Introduction to special issue

Tara Oceans studies plankton at planetary scale

Science  22 May 2015:
Vol. 348, Issue 6237, pp. 873
DOI: 10.1126/science.aac5605

The ocean is the largest ecosystem on Earth, and yet we know very little about it. This is particularly true for the plankton that inhabit the ocean. Although these organisms are at least as important for the Earth system as the rainforests and form the base of marine food webs, most plankton are invisible to the naked eye and thus are largely uncharacterized. To study this invisible world, the multinational Tara Oceans consortium, with use of the 110-foot research schooner Tara, sampled microscopic plankton at 210 sites and depths up to 2000 m in all the major oceanic regions during expeditions from 2009 through 2013 (1).

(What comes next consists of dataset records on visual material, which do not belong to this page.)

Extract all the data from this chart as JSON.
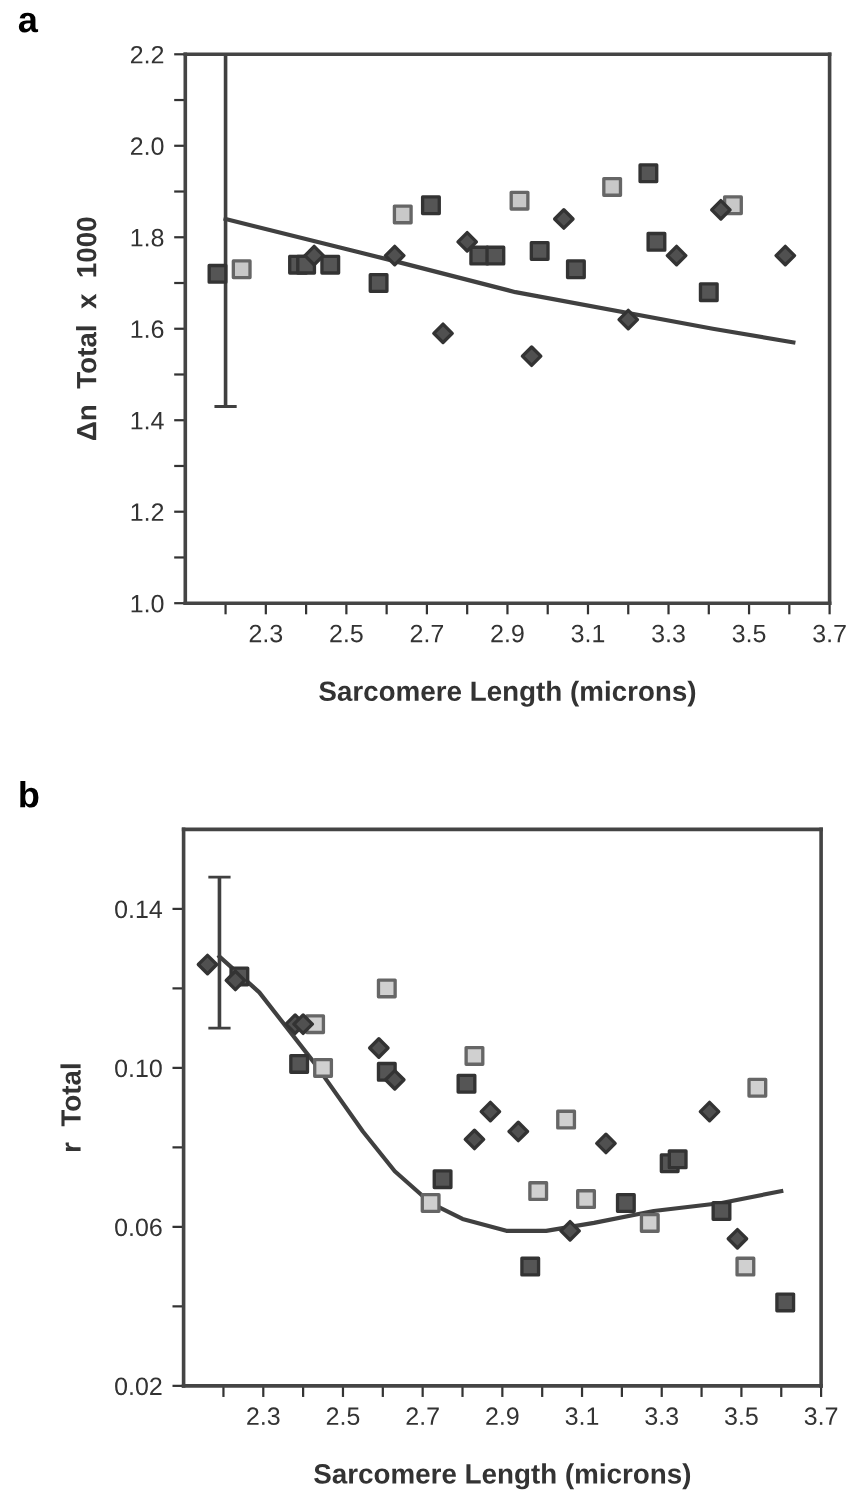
{
  "chart_data": [
    {
      "type": "scatter",
      "title": "a",
      "xlabel": "Sarcomere Length (microns)",
      "ylabel": "Δn  Total  x  1000",
      "xlim": [
        2.1,
        3.7
      ],
      "ylim": [
        1.0,
        2.2
      ],
      "xticks": [
        {
          "value": 2.2,
          "label": null
        },
        2.3,
        {
          "value": 2.4,
          "label": null
        },
        2.5,
        {
          "value": 2.6,
          "label": null
        },
        2.7,
        {
          "value": 2.8,
          "label": null
        },
        2.9,
        {
          "value": 3.0,
          "label": null
        },
        3.1,
        {
          "value": 3.2,
          "label": null
        },
        3.3,
        {
          "value": 3.4,
          "label": null
        },
        3.5,
        {
          "value": 3.6,
          "label": null
        },
        3.7
      ],
      "yticks": [
        {
          "value": 1,
          "label": "1.0"
        },
        {
          "value": 1.1,
          "label": null
        },
        1.2,
        {
          "value": 1.3,
          "label": null
        },
        1.4,
        {
          "value": 1.5,
          "label": null
        },
        1.6,
        {
          "value": 1.7,
          "label": null
        },
        1.8,
        {
          "value": 1.9,
          "label": null
        },
        {
          "value": 2,
          "label": "2.0"
        },
        {
          "value": 2.1,
          "label": null
        },
        2.2
      ],
      "grid": false,
      "legend": false,
      "series": [
        {
          "marker": "square",
          "color": "#555555",
          "x": [
            2.18,
            2.38,
            2.4,
            2.46,
            2.58,
            2.71,
            2.83,
            2.87,
            2.98,
            3.07,
            3.25,
            3.27,
            3.4
          ],
          "values": [
            1.72,
            1.74,
            1.74,
            1.74,
            1.7,
            1.87,
            1.76,
            1.76,
            1.77,
            1.73,
            1.94,
            1.79,
            1.68
          ]
        },
        {
          "marker": "square",
          "color": "#c8c8c8",
          "x": [
            2.24,
            2.64,
            2.93,
            3.16,
            3.46
          ],
          "values": [
            1.73,
            1.85,
            1.88,
            1.91,
            1.87
          ]
        },
        {
          "marker": "diamond",
          "color": "#505050",
          "x": [
            2.42,
            2.62,
            2.74,
            2.8,
            2.96,
            3.04,
            3.2,
            3.32,
            3.43,
            3.59
          ],
          "values": [
            1.76,
            1.76,
            1.59,
            1.79,
            1.54,
            1.84,
            1.62,
            1.76,
            1.86,
            1.76
          ]
        },
        {
          "type": "line",
          "color": "#404040",
          "marker": "none",
          "x": [
            2.2,
            2.61,
            2.92,
            3.41,
            3.61
          ],
          "values": [
            1.84,
            1.75,
            1.68,
            1.6,
            1.57
          ],
          "errors": [
            [
              1.43,
              2.2
            ],
            null,
            null,
            null,
            null
          ]
        }
      ]
    },
    {
      "type": "scatter",
      "title": "b",
      "xlabel": "Sarcomere Length (microns)",
      "ylabel": "r  Total",
      "xlim": [
        2.1,
        3.7
      ],
      "ylim": [
        0.02,
        0.16
      ],
      "xticks": [
        {
          "value": 2.2,
          "label": null
        },
        2.3,
        {
          "value": 2.4,
          "label": null
        },
        2.5,
        {
          "value": 2.6,
          "label": null
        },
        2.7,
        {
          "value": 2.8,
          "label": null
        },
        2.9,
        {
          "value": 3.0,
          "label": null
        },
        3.1,
        {
          "value": 3.2,
          "label": null
        },
        3.3,
        {
          "value": 3.4,
          "label": null
        },
        3.5,
        {
          "value": 3.6,
          "label": null
        },
        3.7
      ],
      "yticks": [
        0.02,
        {
          "value": 0.04,
          "label": null
        },
        0.06,
        {
          "value": 0.08,
          "label": null
        },
        {
          "value": 0.1,
          "label": "0.10"
        },
        {
          "value": 0.12,
          "label": null
        },
        0.14
      ],
      "grid": false,
      "legend": false,
      "series": [
        {
          "marker": "square",
          "color": "#555555",
          "x": [
            2.24,
            2.39,
            2.61,
            2.75,
            2.81,
            2.97,
            3.21,
            3.32,
            3.34,
            3.45,
            3.61
          ],
          "values": [
            0.123,
            0.101,
            0.099,
            0.072,
            0.096,
            0.05,
            0.066,
            0.076,
            0.077,
            0.064,
            0.041
          ]
        },
        {
          "marker": "square",
          "color": "#d0d0d0",
          "x": [
            2.43,
            2.45,
            2.61,
            2.72,
            2.83,
            2.99,
            3.06,
            3.11,
            3.27,
            3.51,
            3.54
          ],
          "values": [
            0.111,
            0.1,
            0.12,
            0.066,
            0.103,
            0.069,
            0.087,
            0.067,
            0.061,
            0.05,
            0.095
          ]
        },
        {
          "marker": "diamond",
          "color": "#505050",
          "x": [
            2.16,
            2.23,
            2.38,
            2.4,
            2.59,
            2.63,
            2.83,
            2.87,
            2.94,
            3.07,
            3.16,
            3.42,
            3.49
          ],
          "values": [
            0.126,
            0.122,
            0.111,
            0.111,
            0.105,
            0.097,
            0.082,
            0.089,
            0.084,
            0.059,
            0.081,
            0.089,
            0.057
          ]
        },
        {
          "type": "line",
          "color": "#404040",
          "marker": "none",
          "x": [
            2.19,
            2.29,
            2.43,
            2.55,
            2.63,
            2.72,
            2.8,
            2.91,
            3.01,
            3.13,
            3.28,
            3.45,
            3.6
          ],
          "values": [
            0.128,
            0.119,
            0.101,
            0.084,
            0.074,
            0.066,
            0.062,
            0.059,
            0.059,
            0.061,
            0.064,
            0.066,
            0.069
          ],
          "errors": [
            [
              0.11,
              0.148
            ],
            null,
            null,
            null,
            null,
            null,
            null,
            null,
            null,
            null,
            null,
            null,
            null
          ]
        }
      ]
    }
  ]
}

Research schooner Tara supported a multinational, multidisciplinary team in sampling plankton ecosystems around the world.

F. LAREILLE/TARA EXPÉDITIONS

Success depended on collaboration between scientists and the Tara Expeditions logistics team. The journey involved not only science but also outreach and education as well as negotiation through the shoals of legal and political regulations, funding uncertainties, threats from pirates, and unpredictable weather (2). At various times, journalists, artists, and teachers were also on board. Visitors included Ban Ki-moon (Secretary-General of the United Nations) and numerous youngsters, including schoolchildren from the favelas in Rio de Janeiro.

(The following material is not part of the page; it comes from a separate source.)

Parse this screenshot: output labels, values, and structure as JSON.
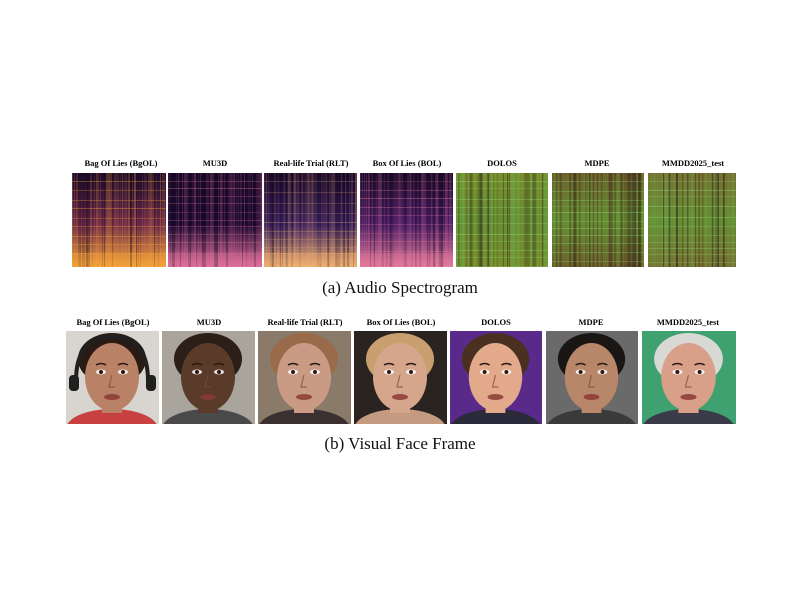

Sampling, usually 60 hours per site, followed standardized protocols (3) to capture the morphological and genetic diversity of the entire plankton community from viruses to small zooplankton, covering a size range from 0.02 µm to a few millimeters, in context with physical and chemical information. Besides the sampling, a lab on board contained a range of online instruments and microscopes to monitor the content of the samples as they were being collected. The main focus was on the organism-rich sunlit upper layer of the ocean (down to 200 m), but the twilight zone below was also sampled. Guided by satellite and in situ data, scientists sampled features such as mesoscale eddies, upwellings, acidic waters, and anaerobic zones, frequently in the open ocean. In addition to being used for genomics and oceanography, many samples were collected for other analyses, such as high-throughput microscopy imaging and flow cytometry. The samples and data collected on board were archived in a highly structured way to enable extensive data processing and integration on land (4). The five Research Articles in this issue of Science describe the samples, data, and analysis from Tara Oceans (based on a data freeze from 579 samples at 75 stations as of November 2013).

De Vargas et al. used ribosomal RNA gene sequences to profile eukaryotic diversity in the photic zone. This taxonomic census shows that most biodiversity belongs to poorly known lineages of uncultured heterotrophic single-celled protists. Sunagawa et al. used metagenomics to study viruses, prokaryotes, and picoeukaryotes. They established a catalog with >40 million genes and identified temperature as the driver of photic microbial community composition. Brum et al., by sequencing and electron microscopy, found that viruses are diverse on a regional basis but less so on a global basis. The viral communities are passively transported by oceanic currents and structured by local environments. Lima-Mendez et al. modeled interactions between viruses, prokaryotes, and eukaryotes. Regional and global parameters refine resulting networks. Villar et al. studied the dispersal of plankton as oceanic currents swirl around the southern tip of Africa, where the Agulhas rings are generated. Vertical mixing in the rings drives nitrogen cycling and selects for specific organisms.

Tara Oceans combined ecology, systems biology, and oceanography to study plankton in their environmental context. The project has generated resources such as an ocean microbial reference gene catalog; a census of plankton diversity covering viruses, prokaryotes, and eukaryotes; and methodologies to explore interactions between them and their integration with environmental conditions. Although many more such analyses will follow, life in the ocean is already a little less murky than it was before.